İstanbul Sözleşmesi’nde nafakaya ilişkin herhangi bir düzenleme bulunmamaktadır. Yoksulluk nafakasına ilişkin hüküm Medeni Kanun’un 175. Maddesinde düzenlenmiş, özel olarak kadınlara tanınmış bir hak değildir, erkek için de şartların sağlaması koşuluyla yoksulluk nafakasına hükmedilebilir.
•Toplumun geneli sözleşmeden çekilmeyi talep ediyor algısı oluşturdular.
Konda’nın araştırma raporunda, çoğunluğun böyle bir talebi olmadığı görülebiliyor. Rapora göre Türkiye’nin sözleşmeden çıkması gerektiğini düşünenlerin oranı yüzde 7 iken, yüzde 36 ise sözleşmede kalınması gerektiğinden yana. Yüzde 58 ise konu hakkında fikri olmadığını belirtmiş.
• Sözleşme erkekleri evden uzaklaştırıp ailelerin dağılmasına neden oluyor dediler.
Sözleşme şiddetin her durumda engellenmesi gerektiğini hatırlatıyor.
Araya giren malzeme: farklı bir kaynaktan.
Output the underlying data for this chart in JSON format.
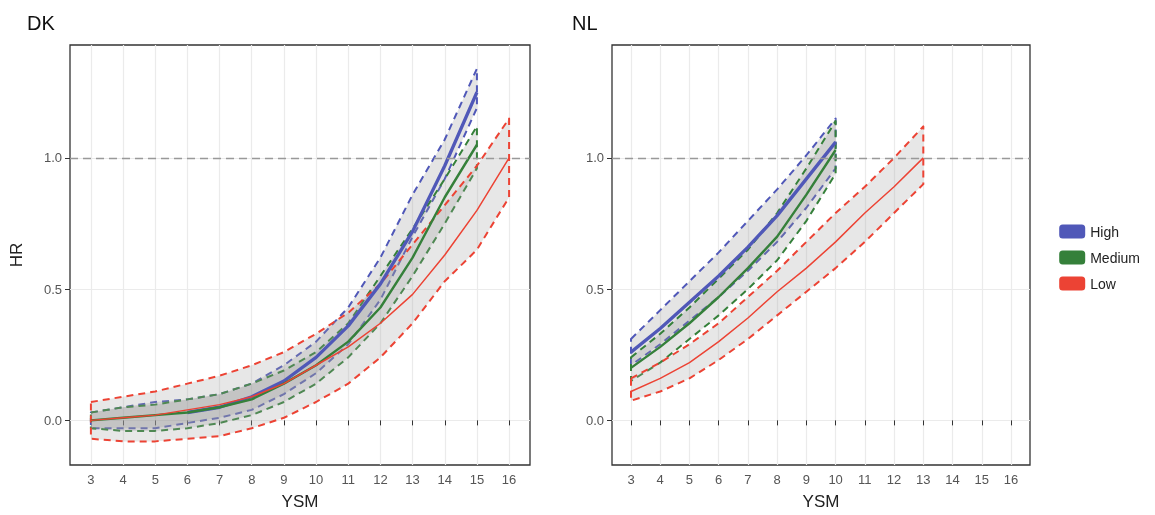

Erkekler değil, şiddet uygulayan erkekler, gerekli görülmesi durumunda evden uzaklaştırılmaktadır. Kısaca; İstanbul Sözleşmesi, kadınların, çocukların temel hak ve özgürlüklerini güvence altına alan ve şiddet mağdurlarının korunması, rehabilitasyonu ve bir daha aynı şiddet vakalarının yaşanmaması için topyekûn bir birlikteliği öngören, herkesin yaşama hakkının teminatıdır. Hukuki kazanımlarımızın bir gecede yok edilebileceğinin sanılması çok büyük yanılgıdır.
Sözleşmenin, Cumhurbaşkanı kararı ile ortadan kaldırılamayacağı, Anayasa’nın 104. maddesinin açık hükmüdür. TBMM’nin yani milletin iradesini yok sayarak Anayasa’nın 87. ve 90. maddelerine aykırı şekilde sözleşmeden çekilme kararının Anayasa’da temeli yoktur. İstanbul Sözleşmesi yürürlüktedir; uygulanmaya devam edecektir. Bu nedenle, öncelikle Türkiye Büyük Millet Meclisi’ni iradesine sahip çıkmak üzere göreve; siyasal iradeyi de hukuki tüm ilke ve kurallara uymaya davet ediyoruz.
İstanbul Sözleşmesi’nden vazgeçmemiz mümkün değildir. Anayasa’ya aykırı bu girişime karşı mücadelemizi sürdüreceğimizi belirtiyor, temel hak ve özgürlükleri ortadan kaldırmaya yönelik bu girişim karşısında toplumumuzun her kesimini bu mücadeleye destek vermeye ve dayanışmaya çağırıyoruz ve en yüksek perdeden sesleniyoruz: Karar alıcılar ve uygulayıcılar! Kendinizi sevimsiz kitlelere sevimli gösterme çabasından vazgeçin. Günü geldiğinde çalacağınız kapının ocağını tüttüren biz kadınların emeği olacaktır.
KADININ BEYANI ESASTIR! HALKIN BEYANI ESASTIR! KARARI GERİ ÇEK, SÖZLEŞMEYİ UYGULA!”